Assim, toda a prática terapêutica tem por meta
ajudar, facilitar, colaborar na tarefa, já desde
sempre própria a cada indivíduo, de tornar-se o
que se é. Rogers faz especificamente reflexões
sobre a prática terapêutica, isto é, sobre a
relação cliente-terapeuta e a do cliente consigo
próprio. Há uma listagem das condições que
devem ser preenchidas para uma terapia se
fazer:
• que haja contato entre cliente e terapeuta;
• que o cliente esteja num estado de desacordo interno,
vulnerabilidade ou ansiedade;
• que o terapeuta esteja em acordo interno, no mínimo
durante a terapia, sobre o seu objeto de estudo;
• que o terapeuta experiencie sentimentos de
consideração positiva incondicional a respeito do
cliente;
• que o terapeuta experiencie sentimentos de
compreensão empática da situação interna do cliente;
• que o cliente perceba que o terapeuta experiencia
tanto sentimentos de consideração positiva
incondicional como sentimentos de empatia.

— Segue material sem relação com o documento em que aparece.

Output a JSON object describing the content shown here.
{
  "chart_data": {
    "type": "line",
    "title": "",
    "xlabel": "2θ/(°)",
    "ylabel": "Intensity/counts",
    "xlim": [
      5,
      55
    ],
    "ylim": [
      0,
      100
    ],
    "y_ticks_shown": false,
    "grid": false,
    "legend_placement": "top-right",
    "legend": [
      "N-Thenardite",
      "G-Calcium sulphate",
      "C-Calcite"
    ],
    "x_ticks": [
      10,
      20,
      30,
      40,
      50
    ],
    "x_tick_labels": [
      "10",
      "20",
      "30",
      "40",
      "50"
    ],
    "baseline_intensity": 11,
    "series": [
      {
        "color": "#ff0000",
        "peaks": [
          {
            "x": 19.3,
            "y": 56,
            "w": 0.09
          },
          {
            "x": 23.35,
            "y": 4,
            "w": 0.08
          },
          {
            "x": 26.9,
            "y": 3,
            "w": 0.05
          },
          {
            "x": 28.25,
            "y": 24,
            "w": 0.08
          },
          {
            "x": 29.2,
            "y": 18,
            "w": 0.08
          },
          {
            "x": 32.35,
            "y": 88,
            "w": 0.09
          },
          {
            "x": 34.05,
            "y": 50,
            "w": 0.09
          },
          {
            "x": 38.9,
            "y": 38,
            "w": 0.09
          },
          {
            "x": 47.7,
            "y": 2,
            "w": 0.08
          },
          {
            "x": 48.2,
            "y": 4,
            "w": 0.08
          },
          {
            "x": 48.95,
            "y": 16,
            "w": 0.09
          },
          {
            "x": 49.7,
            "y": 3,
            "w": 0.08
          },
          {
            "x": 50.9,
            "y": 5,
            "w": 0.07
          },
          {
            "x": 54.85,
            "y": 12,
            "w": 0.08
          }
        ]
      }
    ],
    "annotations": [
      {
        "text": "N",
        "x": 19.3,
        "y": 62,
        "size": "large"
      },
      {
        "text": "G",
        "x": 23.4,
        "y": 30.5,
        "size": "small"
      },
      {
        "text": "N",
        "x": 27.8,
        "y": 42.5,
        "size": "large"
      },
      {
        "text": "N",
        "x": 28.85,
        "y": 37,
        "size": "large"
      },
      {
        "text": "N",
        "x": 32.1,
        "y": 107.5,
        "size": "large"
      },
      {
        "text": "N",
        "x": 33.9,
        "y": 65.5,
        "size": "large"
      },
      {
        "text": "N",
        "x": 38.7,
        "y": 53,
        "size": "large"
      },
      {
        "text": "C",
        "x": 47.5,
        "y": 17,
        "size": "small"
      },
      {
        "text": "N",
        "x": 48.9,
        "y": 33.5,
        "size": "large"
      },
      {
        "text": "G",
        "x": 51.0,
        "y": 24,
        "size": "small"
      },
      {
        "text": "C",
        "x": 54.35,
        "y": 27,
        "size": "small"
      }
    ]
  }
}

Trata-se da necessidade de o terapeuta entrar
na compreensão interna do cliente e sentir o
que o cliente sente como se fosse aquele
indivíduo. É necessário, então, que ele se situe
de modo a sentir o que o indivíduo sente, com
toda a carga de significatividade que o terapeuta
dará a ela, sem contudo estar ali, concretamente
na pessoa, podendo se distanciar quando quiser
para ter o equilíbrio a fim de poder ajudar o
cliente.
O que é interessante nesse ponto de Rogers é a
importância dada aos sentimentos - sentir o que
o cliente sente é estar afinado não só com uma
carga de emoções, mas com os significados e as
percepções dele. Isso nos mostra o quão Rogers
preza pela não-cisão entre raciocínio e
sentimento, percepção e afeto, revelando,
assim, que toda a possibilidade de experienciar
a realidade estará permeada de sentimento.